ST supplies the inertial sensor for Apple's iPhone and iPad, both of which use separate accelerometer and gyroscope chips. Samsung was recently found to have switched to ST's LSM330DLC 6-axis combo chip for its Galaxy S III GT smartphone. The LSM330, successor to the LSM330DLC, measures just 3 x 3.5 mm.
The combo chip also includes two new state machines that execute motion processing algorithms. Previously, motion detection and gesture recognition were handled off-chip by a separate microcontroller, or by the application processor itself. ST said its new chip can perform many of those functions, thus cutting overall system power usage as well as saving board space while lowering a device's bill of materials.
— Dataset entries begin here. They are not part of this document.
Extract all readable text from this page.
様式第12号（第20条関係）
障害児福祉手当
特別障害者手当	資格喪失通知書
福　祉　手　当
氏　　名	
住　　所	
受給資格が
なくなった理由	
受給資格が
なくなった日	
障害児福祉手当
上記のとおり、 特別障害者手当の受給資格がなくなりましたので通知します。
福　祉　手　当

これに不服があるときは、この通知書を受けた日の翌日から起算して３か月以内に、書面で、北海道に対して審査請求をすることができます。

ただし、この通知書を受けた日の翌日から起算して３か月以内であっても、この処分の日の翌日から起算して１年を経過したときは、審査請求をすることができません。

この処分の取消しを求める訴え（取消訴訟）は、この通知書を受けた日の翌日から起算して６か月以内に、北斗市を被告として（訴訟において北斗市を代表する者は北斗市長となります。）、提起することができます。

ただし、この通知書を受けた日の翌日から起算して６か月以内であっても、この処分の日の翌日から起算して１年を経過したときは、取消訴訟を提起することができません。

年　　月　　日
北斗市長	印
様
The state machines can be programmed by OEMs to detect free fall, to wake up devices when motion is detected, for orientation detection, pulse counting, step recognition and other motions. The device includes a first-in, first-out memory block to reduce power consumption by storing readings between polling sessions and operate with supply voltages between 2.4 and 3.6 volts. It can handle acceleration detection up to 16 Gs as well as pitch, roll and yaw rotations at up to 2,000 degrees per second.
The MEMS chip also supports location-based services on smartphones and tablets, such as matching indoor/outdoor locations to maps for navigation and augmented reality. ST is also targeting the LSM330 at sports, fitness and health care applications.
Invensense and Bosch have both recently announced 6-axis combo accelerometer/gyroscope chips with their own advantages, but ST still has the lion's share of the market by virtue of there track record and ability to deliver mass production quantities. By halving the size and adding two state-machines for gesture recognition, ST should be able to continue landing the big accounts like Apple.
@R_Colin_Johnson: This product certainly helps ST keep its lead over others like Bosch and InvenSense. They seem to have made progress in the packaging technology as well, as evidenced by the package size.
I would like to see some common high-level 'commands' that can be standardized in multi-axis devices. The control software can then quickly easily identify the event (flip, drop, etc) without using processing power.